Kepler was actually a pretty big jump over Fermi, especially in the newer games at the time. 660Ti was often 50% faster than 560Ti. 670 often 50% faster than 570. The 680 was less so over the 580, but when you remember that the 680 was only the 'midrange' Kepler on a 300mm die compared to the 570mm die of the 570/580, it's still quite an impressive leap.
All that changed there was that they renamed the x70/80 series to be midrange for a generation in order to sell the bigger die top end cards later as yields improved. But the leap was there and it was big.
Not according to TPU:
https://tpucdn.com/reviews/NVIDIA/GeForce_GTX_670/images/perfrel.gif
The GTX670 was around 30% faster than a GTX570.
This is the thing - expecting a 232MM2 chip to be 50% faster than a GTX980TI is a lot.
If a 300MM2 GK104 could barely get 10% maybe 20% at most over a 565MM2 GF210,that would making it the biggest performance jump in like a decade if Polaris 10 could thrash a GTX980TI.

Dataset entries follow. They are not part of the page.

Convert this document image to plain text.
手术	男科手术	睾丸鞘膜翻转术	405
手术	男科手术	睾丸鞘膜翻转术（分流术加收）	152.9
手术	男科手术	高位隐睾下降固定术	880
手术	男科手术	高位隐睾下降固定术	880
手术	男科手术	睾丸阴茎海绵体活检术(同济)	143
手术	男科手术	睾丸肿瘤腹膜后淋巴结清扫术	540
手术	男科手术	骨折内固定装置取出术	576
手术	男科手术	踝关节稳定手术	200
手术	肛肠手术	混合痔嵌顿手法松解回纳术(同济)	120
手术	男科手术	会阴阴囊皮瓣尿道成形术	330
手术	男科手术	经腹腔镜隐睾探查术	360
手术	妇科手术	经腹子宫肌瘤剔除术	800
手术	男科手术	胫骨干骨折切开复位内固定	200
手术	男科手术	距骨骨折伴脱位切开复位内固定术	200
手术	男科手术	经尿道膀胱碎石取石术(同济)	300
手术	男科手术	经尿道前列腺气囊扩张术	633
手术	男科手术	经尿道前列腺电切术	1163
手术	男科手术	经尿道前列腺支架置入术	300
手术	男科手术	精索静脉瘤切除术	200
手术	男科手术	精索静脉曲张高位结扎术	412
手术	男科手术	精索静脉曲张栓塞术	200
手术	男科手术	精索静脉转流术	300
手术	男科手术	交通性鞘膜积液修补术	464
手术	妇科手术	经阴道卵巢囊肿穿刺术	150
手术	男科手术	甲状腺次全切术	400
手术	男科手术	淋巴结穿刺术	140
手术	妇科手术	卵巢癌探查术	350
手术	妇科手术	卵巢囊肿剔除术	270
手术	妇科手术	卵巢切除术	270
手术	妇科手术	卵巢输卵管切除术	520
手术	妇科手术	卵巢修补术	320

If you want to compare similar size dies,ie, GTX560TI which was around 330MM2 to a GK104 based GTX680 which was 300MM2 then it was 60% to 70% or thereabouts,comparing similar sized chiops.
But that is the problem here. Polaris 10 is around 232MM2. The closest GCN GPU for that is in the R9 270X and R9 370 which is 212MM2.
Let's look at the latest TPU GPU review:
https://tpucdn.com/reviews/Gigabyte/GTX_980_Ti_XtremeGaming/images/perfrel_2560_1440.png
If a 232MM2 Polaris 10 with a 256 bit memory controller was Fury level performance,it would nearly 2.25 times faster than a similar sized GCN1.0 die. If it were only R9 390X level it would be twice the performance.
So,if AMD want to get 50% over a GTX980TI,ie,double a R9 390,AMD would need to get close to 3.77 times more performance out of a similar size Polaris die when compared to GCN1.0.
Now compare that to GCN1.2,ie,the R9 380X.
The R9 380X has a 359MM2 GPU. If P10 was R9 390X level performance,it would be 50% faster and if it was Fury level performance it would be 68% faster for a 35% smaller die.
At this point if it needed to be 50% faster than a GTX980TI it would need to be 2.82 times faster than Tonga whilst having 35% less surface area.
Hence if we tried to compare GCN1.2 and P10,you would need Polaris to get 4 times more performance out of a similar sized GCN1.2 die.
At that point if AMD matches Fury with such a small chip,it is not doing that badly.
If Vega is 300MM2 to 400MM2,with HBM2 it might be the one which beats a GTX980TI convincingly on the AMD side.